Pharmacodynamics and Pharmacokinetics on a Chip

Friday, October 11, 2013 ( 2:00 pm to 3:00 pm )

Location: Babbio 310, Stevens Institute of Technology

Contact: 
Nancy Webb, nwebb@stevens.edu

Jong Wook Hong

Department of Mechanical Engineering

Auburn University, USA

ABSTRACT

Cell-based efficacy tests are critical for discovering new drugs and confirming other functionalities with existing drugs. Conventionally, for cytotoxicity tests, cells are cultivated in Petri dishes, tubes, or microcell-plates, and incubated with different reagents that are distributed over wide ranges of concentrations. In this lecture, novel microfluidic systems for the determination of cell-based half maximum inhibition concentrations or IC50 values of different chemicals will be discussed through the formation of wide range of concentration gradients.
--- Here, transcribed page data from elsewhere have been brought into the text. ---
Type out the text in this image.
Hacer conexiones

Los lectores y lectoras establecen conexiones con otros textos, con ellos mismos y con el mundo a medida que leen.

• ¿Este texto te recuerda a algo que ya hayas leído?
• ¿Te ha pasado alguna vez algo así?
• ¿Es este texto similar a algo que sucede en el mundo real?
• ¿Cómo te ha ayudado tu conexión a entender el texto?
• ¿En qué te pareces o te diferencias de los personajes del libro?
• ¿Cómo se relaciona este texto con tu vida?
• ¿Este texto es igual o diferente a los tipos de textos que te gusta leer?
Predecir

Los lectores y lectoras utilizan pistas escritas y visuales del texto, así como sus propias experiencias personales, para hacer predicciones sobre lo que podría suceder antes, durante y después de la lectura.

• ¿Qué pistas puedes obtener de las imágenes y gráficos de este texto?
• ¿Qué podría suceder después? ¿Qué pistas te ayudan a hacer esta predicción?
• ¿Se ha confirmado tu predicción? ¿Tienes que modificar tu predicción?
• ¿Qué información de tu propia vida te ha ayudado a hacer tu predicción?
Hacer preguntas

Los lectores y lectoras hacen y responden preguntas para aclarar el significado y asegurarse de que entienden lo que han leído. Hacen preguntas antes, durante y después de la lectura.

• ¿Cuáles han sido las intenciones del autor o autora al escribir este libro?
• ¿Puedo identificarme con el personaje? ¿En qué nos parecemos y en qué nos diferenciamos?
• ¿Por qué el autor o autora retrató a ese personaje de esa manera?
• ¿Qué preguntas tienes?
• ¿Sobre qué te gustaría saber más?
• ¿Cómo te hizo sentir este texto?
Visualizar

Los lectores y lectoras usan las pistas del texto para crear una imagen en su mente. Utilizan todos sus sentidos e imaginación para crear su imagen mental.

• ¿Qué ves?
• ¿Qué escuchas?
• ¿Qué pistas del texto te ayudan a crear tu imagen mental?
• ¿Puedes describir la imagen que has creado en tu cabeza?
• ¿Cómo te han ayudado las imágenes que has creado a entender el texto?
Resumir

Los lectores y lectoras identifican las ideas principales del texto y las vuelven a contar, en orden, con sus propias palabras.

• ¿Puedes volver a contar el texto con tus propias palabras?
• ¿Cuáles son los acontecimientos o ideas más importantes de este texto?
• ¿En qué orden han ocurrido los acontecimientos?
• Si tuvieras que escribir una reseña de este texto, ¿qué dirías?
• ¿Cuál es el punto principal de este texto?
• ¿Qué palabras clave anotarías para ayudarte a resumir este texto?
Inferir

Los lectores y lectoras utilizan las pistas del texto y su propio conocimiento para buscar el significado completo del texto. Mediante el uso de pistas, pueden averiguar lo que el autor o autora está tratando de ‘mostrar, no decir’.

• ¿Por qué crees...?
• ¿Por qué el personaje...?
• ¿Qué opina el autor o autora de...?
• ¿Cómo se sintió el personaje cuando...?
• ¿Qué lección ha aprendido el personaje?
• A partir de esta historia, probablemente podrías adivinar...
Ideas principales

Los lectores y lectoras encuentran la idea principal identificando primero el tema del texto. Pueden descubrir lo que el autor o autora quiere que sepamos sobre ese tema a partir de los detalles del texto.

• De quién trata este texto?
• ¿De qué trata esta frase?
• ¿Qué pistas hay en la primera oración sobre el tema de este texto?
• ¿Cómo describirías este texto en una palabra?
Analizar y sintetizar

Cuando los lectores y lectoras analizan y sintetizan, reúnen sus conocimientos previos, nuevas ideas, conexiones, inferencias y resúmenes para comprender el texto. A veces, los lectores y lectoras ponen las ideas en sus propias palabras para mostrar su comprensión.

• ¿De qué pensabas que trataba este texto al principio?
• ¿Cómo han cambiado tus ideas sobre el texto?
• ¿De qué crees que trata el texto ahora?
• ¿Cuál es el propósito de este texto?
The system and methodology could be applied to many other biochemical and biomedical analyses such as determination of kinetic parameters of enzymatic reactions and binding constants of proteins and peptides, which opens new windows in pharmacodynamics and pharmacokinetics.

BIOGRAPHY

Jong Wook Hong is currently an associate professor in the Department of Mechanical Engineering at Auburn University.  He has been appointed as a visiting professor of Pharmacy at Seoul National University and a professor of Bionano Engineering at Hanyang University, Korea. Hong has published in various scientific journals including Science and Nature Biotechnology.  Hong’s research interests cover BioMEMS/NEMS; biomaterials; automated high-throughput systems for synthetic biology; biomolecular engineering; and nanoparticle synthesis.  He received his Ph.D. in Chemical Engineering from The University of Tokyo as a Japanese Government Fellow (Monbusho Scholar). During and after his doctorate research, he worked at the Institute of Physical and Chemical Research (RIKEN), Japan, and at the Institute of Industrial Science (IIS), The University of Tokyo. Before joining Auburn in 2004 as an assistant professor, he was a postdoctoral scholar at the T.J. Watson, Sr. Laboratories of Applied Physics of The California Institute of Technology (Caltech), Pasadena, CA, USA.